It certainly didn’t seem like that at first blush, though.
Further, we wish to make it clear that Dr. Hall still remains an editor of SBM in good standing. She has worked tirelessly to promote SBM and its principles, contributing over 700 articles to SBM since 2008, all without any compensation or possibility of reward beyond public service. However, at SBM quality matters first, and so we have to remain open to correction when necessary.
Hold on. Harriet Hall has repeatedly shared medical misinformation and lied about the scientific evidence, on a website that claims to promote “the highest standards and traditions of science in health care,” and it hasn’t impacted your view of her at all? Both Steven Novella and David Gorski are not concerned that her flagrant disregard of the science here might spill over to other topics she’s discussed? You’re fine with being used to launder medical misinformation, so long as the actors “remain open to correction?” Yeeesh, I just lost a lot of respect for Science-Based Medicine.
Frankly, for a trans person, there’s something surreal and erasing in seeing cis people feuding with cis people over whether we exist. I mean, I am grateful that there are cis people being allies for us … But the fact that people have to come up with logical arguments and “evidence” that our transness is “real,” thus keeping the question alive of whether we do, in fact, exist, keeps giving me the creepy feeling that maybe I’m just a figment of my own imagination. […]
I was just reading HJ Hornbeck’s post about trans athletes, which has all kinds of “scientific,” “objective” evidence that gender dysphoria, gender identity, etc. are real. The problem with going down that path is not only that it concedes the possibility that it could be “disproven,” but also that trans people who don’t fit into the definitions and criteria in those “proofs” are then implicitly left out of the category “real trans.”
When writing about issues at the core of someone’s identity, you need to prioritize humanism over evidence. Hence why I went out of my way to point out the scientific literature is not the final word, that it is not prescriptive.
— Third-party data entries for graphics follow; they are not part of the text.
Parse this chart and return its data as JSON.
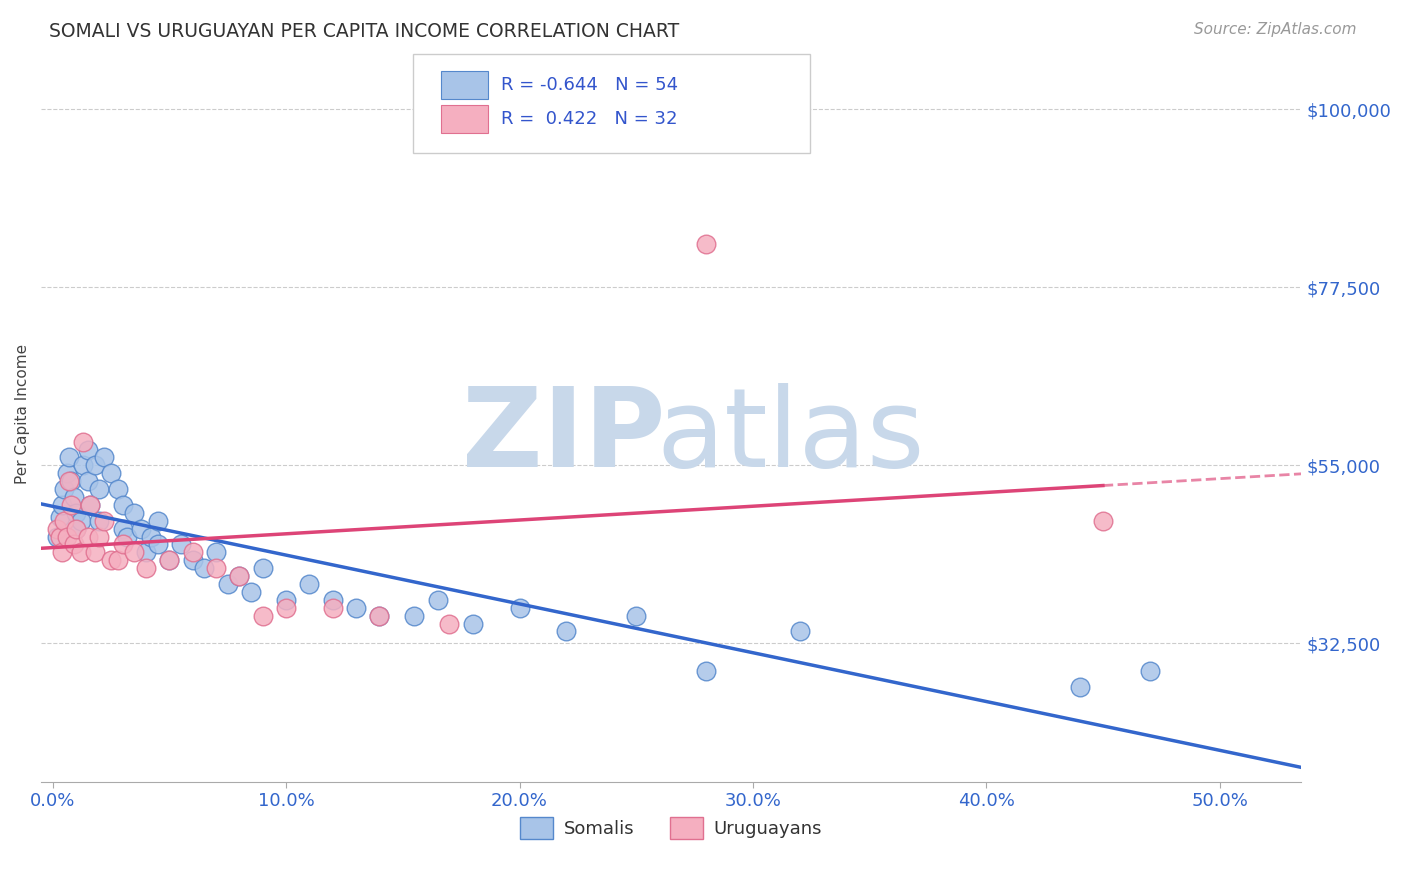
{
  "title": "SOMALI VS URUGUAYAN PER CAPITA INCOME CORRELATION CHART",
  "source": "Source: ZipAtlas.com",
  "xlabel_ticks": [
    "0.0%",
    "10.0%",
    "20.0%",
    "30.0%",
    "40.0%",
    "50.0%"
  ],
  "xlabel_vals": [
    0.0,
    0.1,
    0.2,
    0.3,
    0.4,
    0.5
  ],
  "ylabel": "Per Capita Income",
  "ytick_labels": [
    "$32,500",
    "$55,000",
    "$77,500",
    "$100,000"
  ],
  "ytick_vals": [
    32500,
    55000,
    77500,
    100000
  ],
  "ylim": [
    15000,
    108000
  ],
  "xlim": [
    -0.005,
    0.535
  ],
  "somali_color": "#a8c4e8",
  "uruguayan_color": "#f5afc0",
  "somali_edge": "#5588cc",
  "uruguayan_edge": "#e07090",
  "trend_somali_color": "#3366cc",
  "trend_uruguayan_color": "#dd4477",
  "watermark_color": "#c8d8ea",
  "legend_somali_label": "Somalis",
  "legend_uruguayan_label": "Uruguayans",
  "R_somali": -0.644,
  "N_somali": 54,
  "R_uruguayan": 0.422,
  "N_uruguayan": 32,
  "somali_x": [
    0.002,
    0.003,
    0.004,
    0.005,
    0.006,
    0.007,
    0.008,
    0.009,
    0.01,
    0.01,
    0.012,
    0.013,
    0.015,
    0.015,
    0.016,
    0.018,
    0.02,
    0.02,
    0.022,
    0.025,
    0.028,
    0.03,
    0.03,
    0.032,
    0.035,
    0.038,
    0.04,
    0.042,
    0.045,
    0.045,
    0.05,
    0.055,
    0.06,
    0.065,
    0.07,
    0.075,
    0.08,
    0.085,
    0.09,
    0.1,
    0.11,
    0.12,
    0.13,
    0.14,
    0.155,
    0.165,
    0.18,
    0.2,
    0.22,
    0.25,
    0.28,
    0.32,
    0.44,
    0.47
  ],
  "somali_y": [
    46000,
    48500,
    50000,
    52000,
    54000,
    56000,
    53000,
    51000,
    49000,
    47000,
    48000,
    55000,
    57000,
    53000,
    50000,
    55000,
    52000,
    48000,
    56000,
    54000,
    52000,
    47000,
    50000,
    46000,
    49000,
    47000,
    44000,
    46000,
    48000,
    45000,
    43000,
    45000,
    43000,
    42000,
    44000,
    40000,
    41000,
    39000,
    42000,
    38000,
    40000,
    38000,
    37000,
    36000,
    36000,
    38000,
    35000,
    37000,
    34000,
    36000,
    29000,
    34000,
    27000,
    29000
  ],
  "uruguayan_x": [
    0.002,
    0.003,
    0.004,
    0.005,
    0.006,
    0.007,
    0.008,
    0.009,
    0.01,
    0.012,
    0.013,
    0.015,
    0.016,
    0.018,
    0.02,
    0.022,
    0.025,
    0.028,
    0.03,
    0.035,
    0.04,
    0.05,
    0.06,
    0.07,
    0.08,
    0.09,
    0.1,
    0.12,
    0.14,
    0.17,
    0.28,
    0.45
  ],
  "uruguayan_y": [
    47000,
    46000,
    44000,
    48000,
    46000,
    53000,
    50000,
    45000,
    47000,
    44000,
    58000,
    46000,
    50000,
    44000,
    46000,
    48000,
    43000,
    43000,
    45000,
    44000,
    42000,
    43000,
    44000,
    42000,
    41000,
    36000,
    37000,
    37000,
    36000,
    35000,
    83000,
    48000
  ]
}
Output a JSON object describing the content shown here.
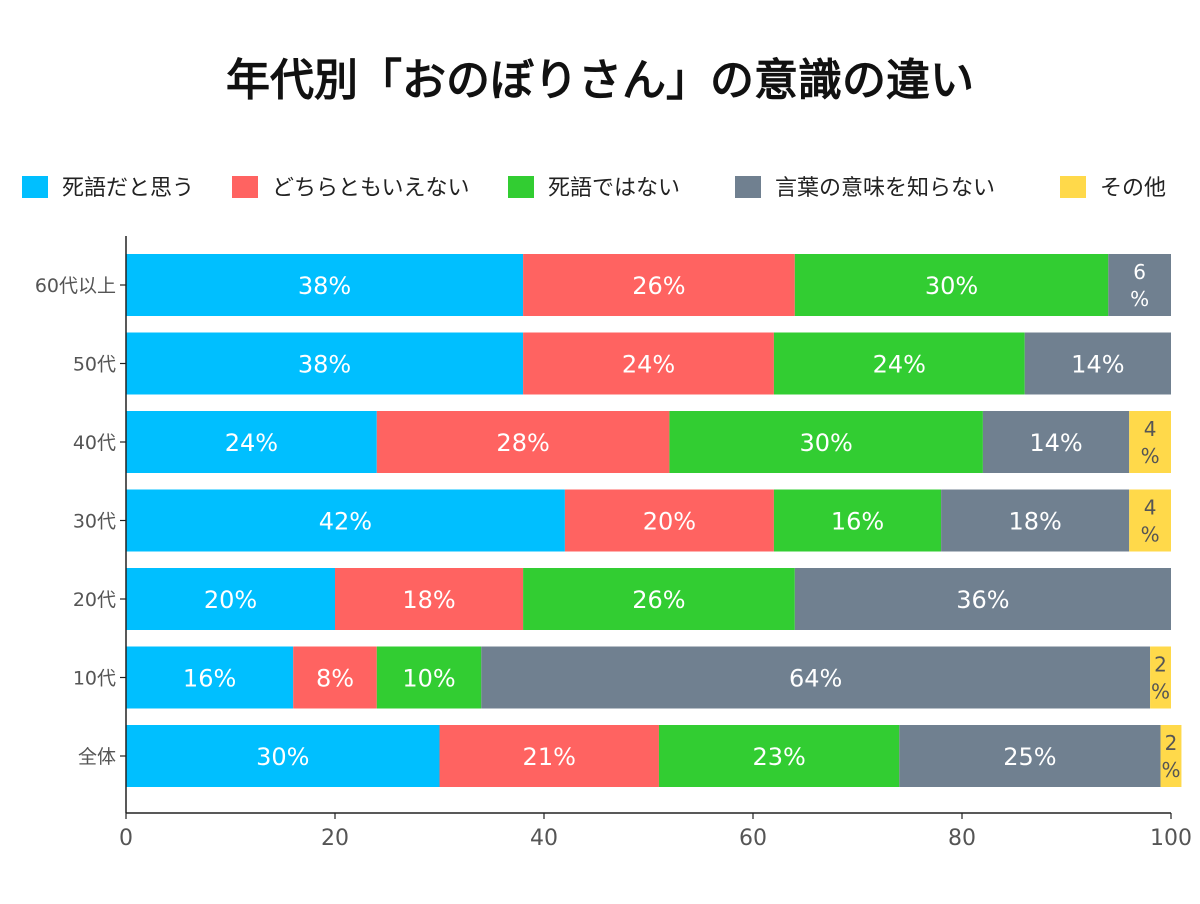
{
  "chart_data": {
    "type": "bar",
    "orientation": "horizontal",
    "stacked": true,
    "title": "年代別「おのぼりさん」の意識の違い",
    "xlabel": "",
    "ylabel": "",
    "xlim": [
      0,
      100
    ],
    "x_ticks": [
      "0",
      "20",
      "40",
      "60",
      "80",
      "100"
    ],
    "grid": false,
    "legend_position": "top",
    "categories": [
      "60代以上",
      "50代",
      "40代",
      "30代",
      "20代",
      "10代",
      "全体"
    ],
    "series": [
      {
        "name": "死語だと思う",
        "color": "#00bfff",
        "values": [
          38,
          38,
          24,
          42,
          20,
          16,
          30
        ],
        "labels": [
          "38%",
          "38%",
          "24%",
          "42%",
          "20%",
          "16%",
          "30%"
        ]
      },
      {
        "name": "どちらともいえない",
        "color": "#ff6361",
        "values": [
          26,
          24,
          28,
          20,
          18,
          8,
          21
        ],
        "labels": [
          "26%",
          "24%",
          "28%",
          "20%",
          "18%",
          "8%",
          "21%"
        ]
      },
      {
        "name": "死語ではない",
        "color": "#32cd32",
        "values": [
          30,
          24,
          30,
          16,
          26,
          10,
          23
        ],
        "labels": [
          "30%",
          "24%",
          "30%",
          "16%",
          "26%",
          "10%",
          "23%"
        ]
      },
      {
        "name": "言葉の意味を知らない",
        "color": "#708090",
        "values": [
          6,
          14,
          14,
          18,
          36,
          64,
          25
        ],
        "labels": [
          "6%",
          "14%",
          "14%",
          "18%",
          "36%",
          "64%",
          "25%"
        ]
      },
      {
        "name": "その他",
        "color": "#ffd94a",
        "values": [
          0,
          0,
          4,
          4,
          0,
          2,
          2
        ],
        "labels": [
          "",
          "",
          "4%",
          "4%",
          "",
          "2%",
          "2%"
        ]
      }
    ]
  }
}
If you doubt me, consider one of the after-effects of ACT UP:
The upshot of all this: “What they were able to revolutionize was really the very way that drugs are identified and tested,” says France. This included scrapping the prevailing practice of testing drugs on a small number of people over a long period of time in favor of testing a huge sample of people over a much shorter period — significantly speeding up the time it took to conduct drug trials.
Similarly, ACT UP insisted that the researchers and pharmaceutical companies that were searching for a cure for AIDS also research treatments for the opportunistic infections that were killing off AIDS patients while they waited for a cure. In the process, says France, “ACT UP created a model for patient advocacy within the research system that never existed before.”
Today it seems natural that people suffering from a disease — whether that’s breast cancer or diabetes — should have a voice in how it is researched and treated. But France says this was decidedly not the norm before ACT UP.
By just reciting the scientific record as if it is a holy book, you roll back the clock to a time when scientists acted as gatekeepers rather than helpers. Instead, start from a patient-centred care perspective where patient rights are placed first. The quality of the science will improve, if anything, and you won’t condescend or impose on the people effected. Novella/Gorski do make some attempts at this, to be fair, but I thought they were easy to miss.
At the same time I was filing away that objection away, though, Novella and Gorski’s follow-up article was really starting to grow on me. It calmly and patiently shoots down a number of arguments made by Shrier and Hall, and the meat of the article doesn’t hold back. They earn their conclusion:
Abigail Shrier’s narrative and, unfortunately, Dr. Hall’s review grossly misrepresent the science and the standard of care, muddying the waters for any meaningful discussion of a science-based approach to transgender care. They mainly rely on anecdotes, outliers, political discussions, and cherry-picked science to make their case, but that case is not valid. […]
At this point there is copious evidence supporting the conclusion that the benefits of gender affirming interventions outweigh the risks; more extensive, high-quality research admittedly is needed. For now, a risk-benefit analysis should be done on an individual basis, as there are many factors to consider. There is enough evidence currently to make a reasonable assessment, and the evidence is also clear that denying gender-affirming care is likely the riskiest option.
I could have used some more citations (shock surprise), but there’s enough there to establish that Novella/Gorski have done their homework. Also, did I mention this is only part one?
Part II of this series will include a far more detailed discussion of the key claims in Abigail Shrier’s book and where she goes wrong by an expert in the care of trans children and adolescents.
Giving a front-line expert a platform to share their insights will do wonders to counter the misinformation. Until that time, we still have a solid takedown of Shrier and Hall’s views on transgender people’s health. Despite my objections, it’s well worth a read.